Wednesday, 17 August 2011

Books: Ian McEwan's 'Solar'



I've always had a soft spot for Ian McEwan, but I have to admit I've gone a bit cold on him in recent years as he's settled into the role of a state-of-the-nation writer, a sort of Novelist Laureate for the Blair-Brown generation.

My favourite writing by him is the darker, grimly humorous and macabre streak you saw in his early stuff--'The Cement Garden', with its wild children, the perverse stories of 'First Love, Last Rites', or even the fragmentary violence of 'Black Dogs'.

I think writers are generally least likely to find significance when they seek it out. While I'm reasonably interested in, say, what life was like for leftish British people on the fringes of the science world in the 1990s and 2000s (McEwan's now written three of those), I'm not so interested that I'd want to read 300 pages of it. Zola's 'Therese Raquin' gives me a picture of lower-middle class life in late 19th-century Paris, but I enjoy it because it's a great melodrama about jealousy and guilt, not for the historical detail.

To give the guy his dues, McEwan's novels are anything but dry historical documents.
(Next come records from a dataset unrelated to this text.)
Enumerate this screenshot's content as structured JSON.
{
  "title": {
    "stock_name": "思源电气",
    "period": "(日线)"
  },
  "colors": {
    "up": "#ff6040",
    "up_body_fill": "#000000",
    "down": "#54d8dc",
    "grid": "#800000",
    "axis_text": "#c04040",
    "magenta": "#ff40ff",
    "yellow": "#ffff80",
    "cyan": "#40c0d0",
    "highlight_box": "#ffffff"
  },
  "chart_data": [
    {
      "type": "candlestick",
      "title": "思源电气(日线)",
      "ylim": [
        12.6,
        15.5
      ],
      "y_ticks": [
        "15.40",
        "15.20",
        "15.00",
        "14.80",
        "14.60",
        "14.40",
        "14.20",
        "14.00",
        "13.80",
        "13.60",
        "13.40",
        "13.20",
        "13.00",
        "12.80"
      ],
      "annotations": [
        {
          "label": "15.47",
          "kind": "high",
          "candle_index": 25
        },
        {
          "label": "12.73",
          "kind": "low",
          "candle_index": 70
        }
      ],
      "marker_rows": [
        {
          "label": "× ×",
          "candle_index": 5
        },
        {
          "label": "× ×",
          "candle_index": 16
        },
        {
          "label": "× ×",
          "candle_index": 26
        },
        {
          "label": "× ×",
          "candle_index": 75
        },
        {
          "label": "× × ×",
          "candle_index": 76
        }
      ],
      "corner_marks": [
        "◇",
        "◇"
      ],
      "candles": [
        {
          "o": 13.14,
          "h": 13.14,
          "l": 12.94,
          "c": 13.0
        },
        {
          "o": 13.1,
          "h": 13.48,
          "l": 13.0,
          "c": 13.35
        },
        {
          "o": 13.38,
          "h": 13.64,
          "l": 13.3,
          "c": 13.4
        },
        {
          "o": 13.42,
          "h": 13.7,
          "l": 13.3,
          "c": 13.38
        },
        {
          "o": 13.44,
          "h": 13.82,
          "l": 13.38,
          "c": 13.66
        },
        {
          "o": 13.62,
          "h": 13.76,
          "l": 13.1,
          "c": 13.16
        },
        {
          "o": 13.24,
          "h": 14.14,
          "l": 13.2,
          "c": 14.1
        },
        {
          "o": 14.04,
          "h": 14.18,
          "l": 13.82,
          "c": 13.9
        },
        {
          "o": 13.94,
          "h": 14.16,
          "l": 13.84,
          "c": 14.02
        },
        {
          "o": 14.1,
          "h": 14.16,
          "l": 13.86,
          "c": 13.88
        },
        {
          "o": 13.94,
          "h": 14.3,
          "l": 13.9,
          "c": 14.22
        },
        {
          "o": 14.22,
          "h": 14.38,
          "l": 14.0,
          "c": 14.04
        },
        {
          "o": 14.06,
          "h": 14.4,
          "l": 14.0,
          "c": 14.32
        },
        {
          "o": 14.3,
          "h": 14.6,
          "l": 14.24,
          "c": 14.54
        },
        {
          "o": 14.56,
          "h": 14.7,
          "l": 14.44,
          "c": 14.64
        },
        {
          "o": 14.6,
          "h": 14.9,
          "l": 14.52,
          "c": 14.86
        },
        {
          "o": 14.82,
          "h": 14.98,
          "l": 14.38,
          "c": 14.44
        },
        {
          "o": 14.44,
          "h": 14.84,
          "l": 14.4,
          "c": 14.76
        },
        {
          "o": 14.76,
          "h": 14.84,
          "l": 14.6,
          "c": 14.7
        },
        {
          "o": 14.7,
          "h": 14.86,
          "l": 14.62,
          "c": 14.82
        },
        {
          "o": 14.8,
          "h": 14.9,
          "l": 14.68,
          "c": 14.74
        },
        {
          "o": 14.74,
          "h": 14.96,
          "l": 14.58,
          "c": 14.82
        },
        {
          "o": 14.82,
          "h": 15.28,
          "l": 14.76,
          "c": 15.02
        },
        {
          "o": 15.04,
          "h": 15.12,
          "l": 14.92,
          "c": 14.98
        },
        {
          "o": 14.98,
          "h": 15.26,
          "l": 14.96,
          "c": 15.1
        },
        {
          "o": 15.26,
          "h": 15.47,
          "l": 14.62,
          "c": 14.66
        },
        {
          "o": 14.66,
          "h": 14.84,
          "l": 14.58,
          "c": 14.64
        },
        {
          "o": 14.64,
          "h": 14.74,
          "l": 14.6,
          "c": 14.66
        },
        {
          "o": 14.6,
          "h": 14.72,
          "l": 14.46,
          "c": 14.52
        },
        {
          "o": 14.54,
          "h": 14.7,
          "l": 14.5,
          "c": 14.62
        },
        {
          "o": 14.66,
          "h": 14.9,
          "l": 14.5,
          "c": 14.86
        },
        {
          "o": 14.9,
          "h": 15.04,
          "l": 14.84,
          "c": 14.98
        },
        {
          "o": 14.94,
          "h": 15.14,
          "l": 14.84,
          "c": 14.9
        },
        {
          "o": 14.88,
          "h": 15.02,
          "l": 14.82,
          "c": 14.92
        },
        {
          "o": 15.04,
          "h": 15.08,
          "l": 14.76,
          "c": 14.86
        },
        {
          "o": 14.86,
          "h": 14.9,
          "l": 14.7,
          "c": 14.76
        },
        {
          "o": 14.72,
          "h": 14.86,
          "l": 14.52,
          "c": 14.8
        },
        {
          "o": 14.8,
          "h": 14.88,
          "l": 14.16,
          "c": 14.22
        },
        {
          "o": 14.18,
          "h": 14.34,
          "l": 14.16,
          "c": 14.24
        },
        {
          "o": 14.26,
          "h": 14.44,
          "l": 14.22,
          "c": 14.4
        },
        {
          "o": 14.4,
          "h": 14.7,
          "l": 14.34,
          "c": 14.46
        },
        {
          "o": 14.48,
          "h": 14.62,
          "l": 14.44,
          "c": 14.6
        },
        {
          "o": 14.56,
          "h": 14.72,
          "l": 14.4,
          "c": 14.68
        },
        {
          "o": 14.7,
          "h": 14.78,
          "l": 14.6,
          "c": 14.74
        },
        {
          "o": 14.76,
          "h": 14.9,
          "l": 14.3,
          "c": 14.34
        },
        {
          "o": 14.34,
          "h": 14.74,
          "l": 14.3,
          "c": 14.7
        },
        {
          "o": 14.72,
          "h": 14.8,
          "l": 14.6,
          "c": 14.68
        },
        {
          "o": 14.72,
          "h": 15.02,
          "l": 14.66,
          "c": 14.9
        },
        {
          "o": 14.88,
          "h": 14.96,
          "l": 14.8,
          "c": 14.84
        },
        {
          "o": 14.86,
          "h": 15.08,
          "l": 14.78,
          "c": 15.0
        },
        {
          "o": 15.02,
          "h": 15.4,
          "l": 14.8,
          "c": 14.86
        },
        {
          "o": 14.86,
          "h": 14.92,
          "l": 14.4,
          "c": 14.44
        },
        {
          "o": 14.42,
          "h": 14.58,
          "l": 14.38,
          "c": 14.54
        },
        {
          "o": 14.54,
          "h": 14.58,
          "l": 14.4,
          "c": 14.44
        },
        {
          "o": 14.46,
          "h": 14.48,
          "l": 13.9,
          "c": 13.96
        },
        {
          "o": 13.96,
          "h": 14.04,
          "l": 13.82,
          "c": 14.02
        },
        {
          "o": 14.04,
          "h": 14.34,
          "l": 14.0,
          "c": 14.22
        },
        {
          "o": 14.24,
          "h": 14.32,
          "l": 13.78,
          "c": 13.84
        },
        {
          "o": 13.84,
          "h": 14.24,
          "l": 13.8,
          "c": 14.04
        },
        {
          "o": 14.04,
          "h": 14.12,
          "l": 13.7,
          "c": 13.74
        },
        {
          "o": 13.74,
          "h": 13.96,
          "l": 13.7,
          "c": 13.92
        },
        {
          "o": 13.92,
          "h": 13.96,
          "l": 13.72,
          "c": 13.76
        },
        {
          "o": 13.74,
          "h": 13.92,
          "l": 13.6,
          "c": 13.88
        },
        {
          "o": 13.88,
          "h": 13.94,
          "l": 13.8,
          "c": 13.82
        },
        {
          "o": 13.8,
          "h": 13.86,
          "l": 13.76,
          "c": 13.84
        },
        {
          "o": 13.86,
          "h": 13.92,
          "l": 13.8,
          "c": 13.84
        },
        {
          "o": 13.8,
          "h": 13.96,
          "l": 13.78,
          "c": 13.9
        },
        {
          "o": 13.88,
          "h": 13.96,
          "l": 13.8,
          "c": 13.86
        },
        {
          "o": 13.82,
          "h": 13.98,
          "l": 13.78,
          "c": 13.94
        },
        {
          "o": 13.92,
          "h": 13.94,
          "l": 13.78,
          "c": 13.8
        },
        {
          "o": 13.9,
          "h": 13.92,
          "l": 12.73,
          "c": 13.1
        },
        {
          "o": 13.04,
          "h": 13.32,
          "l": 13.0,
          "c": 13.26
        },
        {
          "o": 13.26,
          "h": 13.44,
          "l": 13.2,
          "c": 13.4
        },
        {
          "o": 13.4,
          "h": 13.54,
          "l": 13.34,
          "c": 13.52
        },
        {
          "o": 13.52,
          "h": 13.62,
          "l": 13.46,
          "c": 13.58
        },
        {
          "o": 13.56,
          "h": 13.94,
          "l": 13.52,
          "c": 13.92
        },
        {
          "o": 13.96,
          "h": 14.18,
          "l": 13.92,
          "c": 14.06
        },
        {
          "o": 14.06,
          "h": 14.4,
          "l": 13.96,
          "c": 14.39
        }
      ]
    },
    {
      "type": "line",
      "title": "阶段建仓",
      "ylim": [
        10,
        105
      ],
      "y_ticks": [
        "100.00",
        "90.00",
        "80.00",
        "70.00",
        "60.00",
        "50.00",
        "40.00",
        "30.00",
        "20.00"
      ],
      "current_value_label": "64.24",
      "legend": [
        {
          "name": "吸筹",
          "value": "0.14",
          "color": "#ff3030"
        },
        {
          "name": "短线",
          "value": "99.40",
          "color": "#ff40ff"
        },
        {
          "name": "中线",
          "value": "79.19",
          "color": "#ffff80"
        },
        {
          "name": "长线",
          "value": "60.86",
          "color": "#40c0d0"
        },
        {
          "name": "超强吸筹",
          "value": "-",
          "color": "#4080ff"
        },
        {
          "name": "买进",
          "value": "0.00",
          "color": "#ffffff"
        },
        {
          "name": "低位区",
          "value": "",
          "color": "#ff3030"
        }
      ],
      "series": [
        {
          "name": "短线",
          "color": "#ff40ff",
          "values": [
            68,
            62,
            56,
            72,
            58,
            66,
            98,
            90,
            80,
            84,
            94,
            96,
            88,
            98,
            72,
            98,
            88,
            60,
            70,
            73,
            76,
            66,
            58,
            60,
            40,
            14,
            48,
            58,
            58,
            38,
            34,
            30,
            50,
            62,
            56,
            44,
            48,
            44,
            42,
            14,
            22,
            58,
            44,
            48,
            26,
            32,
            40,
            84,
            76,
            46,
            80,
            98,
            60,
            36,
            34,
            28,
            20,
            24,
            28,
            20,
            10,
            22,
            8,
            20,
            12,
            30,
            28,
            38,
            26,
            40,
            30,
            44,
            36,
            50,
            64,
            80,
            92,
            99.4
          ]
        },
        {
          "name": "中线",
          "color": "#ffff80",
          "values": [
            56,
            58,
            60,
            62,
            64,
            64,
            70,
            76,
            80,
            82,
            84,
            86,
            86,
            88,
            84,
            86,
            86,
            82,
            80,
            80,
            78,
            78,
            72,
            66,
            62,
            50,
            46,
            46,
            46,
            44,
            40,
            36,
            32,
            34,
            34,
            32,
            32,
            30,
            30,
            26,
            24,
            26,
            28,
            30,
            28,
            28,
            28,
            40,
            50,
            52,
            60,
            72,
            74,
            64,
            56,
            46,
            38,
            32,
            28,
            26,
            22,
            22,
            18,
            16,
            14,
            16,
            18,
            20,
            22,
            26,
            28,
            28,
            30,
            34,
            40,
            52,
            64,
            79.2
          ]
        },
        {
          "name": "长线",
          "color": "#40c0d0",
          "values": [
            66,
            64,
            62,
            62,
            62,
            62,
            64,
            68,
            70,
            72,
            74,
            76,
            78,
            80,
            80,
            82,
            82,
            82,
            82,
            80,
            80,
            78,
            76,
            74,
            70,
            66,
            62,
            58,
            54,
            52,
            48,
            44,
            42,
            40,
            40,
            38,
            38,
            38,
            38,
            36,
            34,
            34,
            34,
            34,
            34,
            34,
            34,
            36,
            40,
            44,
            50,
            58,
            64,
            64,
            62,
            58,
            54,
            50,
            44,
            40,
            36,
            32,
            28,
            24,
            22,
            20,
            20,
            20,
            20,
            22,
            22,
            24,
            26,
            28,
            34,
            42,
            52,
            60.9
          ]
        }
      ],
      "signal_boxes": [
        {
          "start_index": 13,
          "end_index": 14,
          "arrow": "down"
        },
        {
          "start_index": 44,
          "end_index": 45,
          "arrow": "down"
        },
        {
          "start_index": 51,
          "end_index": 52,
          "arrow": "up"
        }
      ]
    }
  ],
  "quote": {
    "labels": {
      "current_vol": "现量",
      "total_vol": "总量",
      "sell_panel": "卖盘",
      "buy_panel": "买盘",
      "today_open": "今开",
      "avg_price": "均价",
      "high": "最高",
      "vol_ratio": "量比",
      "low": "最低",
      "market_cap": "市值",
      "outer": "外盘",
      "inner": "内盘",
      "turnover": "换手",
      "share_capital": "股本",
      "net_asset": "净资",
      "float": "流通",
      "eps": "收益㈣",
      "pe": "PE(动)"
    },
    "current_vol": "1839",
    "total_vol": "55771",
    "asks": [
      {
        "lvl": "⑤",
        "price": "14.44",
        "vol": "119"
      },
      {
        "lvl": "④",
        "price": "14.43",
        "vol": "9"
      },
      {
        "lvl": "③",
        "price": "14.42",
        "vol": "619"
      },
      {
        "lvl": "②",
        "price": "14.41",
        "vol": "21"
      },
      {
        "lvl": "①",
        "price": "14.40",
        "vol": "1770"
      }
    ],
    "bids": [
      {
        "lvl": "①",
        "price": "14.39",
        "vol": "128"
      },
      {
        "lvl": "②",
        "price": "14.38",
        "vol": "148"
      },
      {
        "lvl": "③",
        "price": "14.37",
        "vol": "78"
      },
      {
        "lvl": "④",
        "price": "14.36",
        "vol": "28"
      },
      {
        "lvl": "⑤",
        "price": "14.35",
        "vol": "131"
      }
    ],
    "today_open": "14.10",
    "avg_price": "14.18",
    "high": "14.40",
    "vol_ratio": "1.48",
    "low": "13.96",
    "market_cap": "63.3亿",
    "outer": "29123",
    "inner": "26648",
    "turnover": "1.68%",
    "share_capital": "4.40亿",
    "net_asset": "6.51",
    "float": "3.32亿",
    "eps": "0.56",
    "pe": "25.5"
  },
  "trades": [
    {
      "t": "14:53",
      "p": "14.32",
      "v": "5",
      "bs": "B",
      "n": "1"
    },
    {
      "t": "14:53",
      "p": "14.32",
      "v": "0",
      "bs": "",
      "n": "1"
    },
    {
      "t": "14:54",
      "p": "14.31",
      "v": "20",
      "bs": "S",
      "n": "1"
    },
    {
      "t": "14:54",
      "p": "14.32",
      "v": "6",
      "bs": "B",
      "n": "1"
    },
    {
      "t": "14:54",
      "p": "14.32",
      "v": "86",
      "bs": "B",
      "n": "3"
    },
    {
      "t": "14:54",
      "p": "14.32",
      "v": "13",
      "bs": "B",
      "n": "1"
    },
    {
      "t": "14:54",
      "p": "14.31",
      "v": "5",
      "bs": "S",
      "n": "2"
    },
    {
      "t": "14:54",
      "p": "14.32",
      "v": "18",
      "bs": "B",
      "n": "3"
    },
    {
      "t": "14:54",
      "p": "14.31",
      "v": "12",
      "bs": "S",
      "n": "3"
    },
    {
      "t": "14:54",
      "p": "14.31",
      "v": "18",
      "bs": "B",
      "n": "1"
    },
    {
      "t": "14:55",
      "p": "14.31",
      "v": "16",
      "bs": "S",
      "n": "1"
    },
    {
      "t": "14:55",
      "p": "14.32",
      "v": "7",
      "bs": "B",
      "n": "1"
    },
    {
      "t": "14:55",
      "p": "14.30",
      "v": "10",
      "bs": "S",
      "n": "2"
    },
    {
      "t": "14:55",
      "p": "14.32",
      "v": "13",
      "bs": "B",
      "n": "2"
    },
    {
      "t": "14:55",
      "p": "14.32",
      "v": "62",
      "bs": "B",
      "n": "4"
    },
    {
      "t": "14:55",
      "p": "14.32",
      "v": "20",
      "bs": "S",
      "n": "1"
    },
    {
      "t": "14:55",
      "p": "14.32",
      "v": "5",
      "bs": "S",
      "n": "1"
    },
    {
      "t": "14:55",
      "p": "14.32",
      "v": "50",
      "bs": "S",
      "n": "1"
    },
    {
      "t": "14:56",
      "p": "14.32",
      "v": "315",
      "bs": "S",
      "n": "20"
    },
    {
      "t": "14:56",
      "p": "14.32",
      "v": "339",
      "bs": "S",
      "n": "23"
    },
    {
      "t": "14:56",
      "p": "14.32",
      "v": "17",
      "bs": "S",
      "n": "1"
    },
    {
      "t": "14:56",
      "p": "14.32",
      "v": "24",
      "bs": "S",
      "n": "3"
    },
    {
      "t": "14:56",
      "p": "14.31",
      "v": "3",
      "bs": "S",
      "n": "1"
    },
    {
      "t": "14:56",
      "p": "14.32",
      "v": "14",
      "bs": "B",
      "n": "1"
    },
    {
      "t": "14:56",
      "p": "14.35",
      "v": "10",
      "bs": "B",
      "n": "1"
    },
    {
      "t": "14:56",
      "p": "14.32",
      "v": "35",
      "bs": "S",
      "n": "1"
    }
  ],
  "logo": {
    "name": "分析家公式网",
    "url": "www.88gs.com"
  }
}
In fact, they're still full of violence and jealousy and regret and sexuality. I just wish he'd give in a little more to those tendencies.

He's a phenomenally talented writer, and 'Solar' is a pretty taut comedy centred on a philandering, obese Nobel-winning physicist whose outward celebrity as a developer of renewable energy technologies hides his inner corruption. This is a great comic character, full of evasions and procrastinations but capable of moments of brilliance that keep his many sins from catching up with him until the rather over-contrived denouement. McEwan writes several wonderful set pieces, and at times it is laugh-out-loud hilarious.

So why do I feel a bit disappointed? I suppose I like Ian McEwan best when he unsettles me; when I close the book with a shiver of unease that hangs around for a while afterwards. 'Solar' is the work of a supremely talented writer and in many ways it's flawless, but I ended it mostly with a vague feeling of admiration, as if to say: "So that's how he did it! Very clever."

I'd recommend it as a good read, but I don't want flawlessness from Ian McEwan. I want flaws! Big, interesting flaws: ones that catch unexpected reflections, and illuminate the world in surprising ways.